Theology Chair Named Theological Society PresidentContact: Syd Steinhardt
Terrence W. Tilley, Ph.D., chair of Fordham’s Department of Theology, was installed as the 63rd president of the Catholic Theological Society of America at the society’s 2008 convention on June 8 in Miami.
In this position, Tilley hopes to improve the communications between theologians and bishops, and to help to integrate a new generation of theologians into the society.
"New patterns of relating theology to the life of the faith are emerging," he said, explaining his decision to establish "Generations" as this year’s convention theme. "Younger theologians – meaning those who either entered the field or were born after the Second Vatican Council – have neither the baggage nor the ballast that their older colleagues have."
The author of many scholarly books and articles, Tilley came to Fordham in 2006. He also has taught at Georgetown University, St. Michael's College, the University of Vermont, Florida State University and the University of Dayton, where he chaired the Department of Religious Studies. A native of Milwaukee, he earned his bachelor's degree at the University of San Francisco in 1970 and his doctoral degree at the Graduate Theological Union in Berkeley, Calif. in 1976. His wife, Maureen Tilley, Ph.D., also teaches theology at Fordham.

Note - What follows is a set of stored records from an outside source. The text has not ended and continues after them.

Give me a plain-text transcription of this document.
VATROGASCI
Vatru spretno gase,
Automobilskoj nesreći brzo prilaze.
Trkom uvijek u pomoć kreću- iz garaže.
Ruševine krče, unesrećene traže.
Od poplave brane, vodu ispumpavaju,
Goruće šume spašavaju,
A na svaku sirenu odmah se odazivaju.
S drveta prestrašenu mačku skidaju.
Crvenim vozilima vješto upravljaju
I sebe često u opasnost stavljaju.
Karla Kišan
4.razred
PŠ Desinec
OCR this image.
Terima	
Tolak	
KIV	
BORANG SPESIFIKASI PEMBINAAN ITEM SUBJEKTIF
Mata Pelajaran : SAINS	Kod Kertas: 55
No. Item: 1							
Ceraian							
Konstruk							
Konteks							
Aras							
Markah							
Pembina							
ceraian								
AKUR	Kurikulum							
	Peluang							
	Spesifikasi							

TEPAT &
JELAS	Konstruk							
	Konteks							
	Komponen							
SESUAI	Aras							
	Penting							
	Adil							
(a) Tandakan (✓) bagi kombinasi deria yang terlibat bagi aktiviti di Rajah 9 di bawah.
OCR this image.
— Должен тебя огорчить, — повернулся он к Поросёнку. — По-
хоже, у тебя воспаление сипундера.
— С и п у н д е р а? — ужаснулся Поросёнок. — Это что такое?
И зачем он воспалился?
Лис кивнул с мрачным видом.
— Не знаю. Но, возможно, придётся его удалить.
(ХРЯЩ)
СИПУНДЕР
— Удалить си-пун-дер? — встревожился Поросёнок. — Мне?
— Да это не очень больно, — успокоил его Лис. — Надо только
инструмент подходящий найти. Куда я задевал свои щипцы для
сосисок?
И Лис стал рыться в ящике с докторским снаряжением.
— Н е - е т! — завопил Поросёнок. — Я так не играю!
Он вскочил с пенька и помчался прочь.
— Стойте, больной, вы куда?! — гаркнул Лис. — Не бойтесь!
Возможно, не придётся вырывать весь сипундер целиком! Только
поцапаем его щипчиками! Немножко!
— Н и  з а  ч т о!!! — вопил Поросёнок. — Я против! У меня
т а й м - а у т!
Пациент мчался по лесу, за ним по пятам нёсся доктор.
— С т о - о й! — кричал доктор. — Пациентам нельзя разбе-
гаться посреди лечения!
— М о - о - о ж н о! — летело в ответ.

Tilley is the third Fordham faculty member to hold this position. The others were Avery Cardinal Dulles, S.J. (1975-1976) and Elizabeth Johnson, C.S.J. (1995-1996).
The Catholic Theological Association of America’s purpose, within the context of the Roman Catholic tradition, is to promote studies and research in theology, to relate theological science to current problems and to foster a more effective theological education, by providing a forum for an exchange of views among theologians and with scholars in other disciplines.
Founded in 1841, Fordham is the Jesuit University of New York, offering exceptional education distinguished by the Jesuit tradition to approximately 14,700 students in its four undergraduate colleges and its six graduate and professional schools. It has residential campuses in the Bronx and Manhattan, a commuter campus in Westchester, and the Louis Calder Center Biological Field Station in Armonk, N.Y.